Para confeccionar o boletim de ocorrência, a servidora pública precisa ouvir o relato das pessoas que perderam tudo na tragédia. “Os documentos são peças fundamentais para que as vítimas reivindiquem seus direitos”, acrescenta. São histórias tristes, que não a deixam indiferente ao fazer o registro do BO. Em alguns casos, Solange Rodrigues diz que não consegue conter as lágrimas. E quando encerra o expediente, cai aos prantos depois de tantas narrativas da tragédia. “Chego em casa e fico acordada até de madrugada, imaginando a dor que essas pessoas estão passando. É uma situação muito triste.”
Uma dessas histórias tem como personagem uma mulher de 40 anos, que decidiu aprender a ler e escrever. Ela estava na escola com a filha mais velha na hora da tragédia, em Bento Rodrigues. A caçula, de 10 anos, estava em casa. “Quando iniciou a fuga do mar de lama, que vinha em direção à escola, a mulher foi em direção ao perigo, para salvar a filha mais nova”, contou Solange.
De acordo com o relato da vítima à servidora pública, em meio ao desespero, veio um primeiro alívio ao encontrar sua caçula no meio do caminho, chorando de medo. O abraço foi rápido, pois a lama se aproximava, arrasando com tudo.
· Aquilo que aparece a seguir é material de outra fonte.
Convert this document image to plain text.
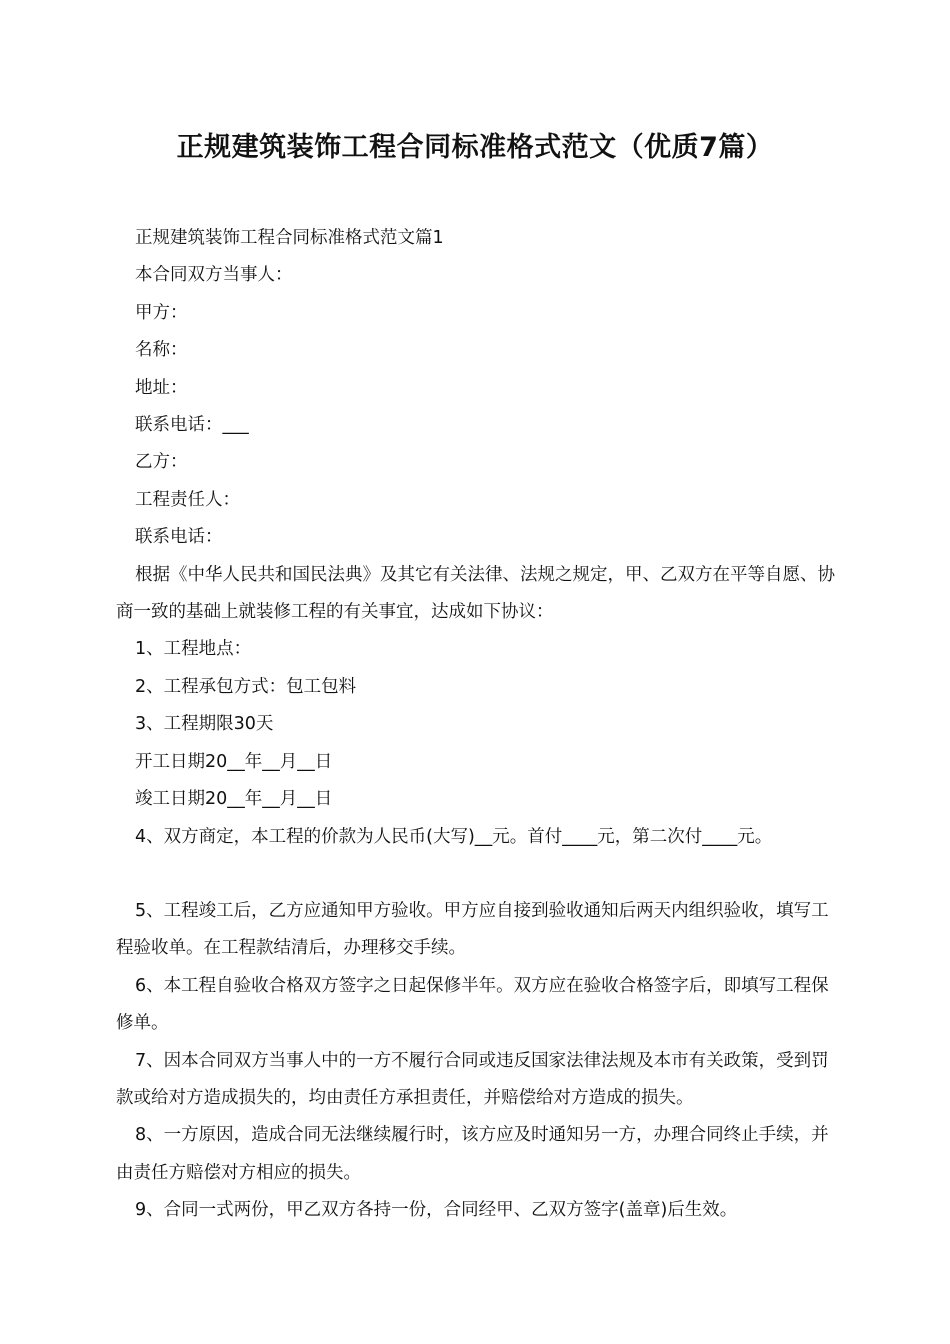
正规建筑装饰工程合同标准格式范文（优质7篇）

正规建筑装饰工程合同标准格式范文篇1

本合同双方当事人：

甲方：

名称：

地址：

联系电话：___

乙方：

工程责任人：

联系电话：

根据《中华人民共和国民法典》及其它有关法律、法规之规定，甲、乙双方在平等自愿、协商一致的基础上就装修工程的有关事宜，达成如下协议：

1、工程地点：

2、工程承包方式：包工包料

3、工程期限30天

开工日期20__年__月__日

竣工日期20__年__月__日

4、双方商定，本工程的价款为人民币(大写)__元。首付____元，第二次付____元。

5、工程竣工后，乙方应通知甲方验收。甲方应自接到验收通知后两天内组织验收，填写工程验收单。在工程款结清后，办理移交手续。

6、本工程自验收合格双方签字之日起保修半年。双方应在验收合格签字后，即填写工程保修单。

7、因本合同双方当事人中的一方不履行合同或违反国家法律法规及本市有关政策，受到罚款或给对方造成损失的，均由责任方承担责任，并赔偿给对方造成的损失。

8、一方原因，造成合同无法继续履行时，该方应及时通知另一方，办理合同终止手续，并由责任方赔偿对方相应的损失。

9、合同一式两份，甲乙双方各持一份，合同经甲、乙双方签字(盖章)后生效。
A mulher recordou que, no desespero, jogou a menina em cima da carroceria de uma caminhonete que passava.
Como não havia mais lugar e as pessoas tentavam subir de qualquer forma no veículo, a mãe contou que seguiu com a mais velha por um morro em direção a uma mata, para onde várias pessoas também corriam em busca de abrigo. Com a chegada da noite, a mulher, sua filha e um irmão, com alguns vizinhos, se abrigaram no matagal. O irmão dela tentava abrir caminho para chegar a outro distrito.
De acordo com a identificadora, a mulher lhe contou que foi uma longa noite, em que ela pensava na filha que deixou na caminhonete. Pensava na possibilidade de o veículo ter sido levado pela lama com todos que estavam nele. Por duas vezes, ela disse que escutou gritos de socorro na mata, durante a madrugada. Então, pensava em sua caçula e saía correndo no escuro tropeçando em troncos de árvores.
LEMBRANÇAS DO HORROR Na primeira vez, encontrou uma senhora idosa atolada na lama. Na segunda, um menino com barro até a cintura. A angústia da mãe só terminou na manhã do dia seguinte, quando reencontrou a filha em Mariana, que havia sido resgatada sem ferimentos. “Ela me disse que foi como se tivesse nascido de novo. Perder a filha seria a sua própria sentença de morte.”
Ontem, a mulher passou mal ao entrar na delegacia móvel da Polícia Civil. O barulho do ar-condicionado do ônibus trouxe de volta as lembranças da lama. “Ela não queria entrar no veículo, pois o barulho parecia com o da lama destruindo tudo. Era muito alto, segundo ela”, contou Solange Rodrigues.
Para a identificadora, o que ela está presenciando na cidade a faz refletir sobre a própria existência. “É como se eu estivesse escrevendo páginas de um livro, com relatos que ficarão marcados para sempre na minha vida e na história de Mariana.”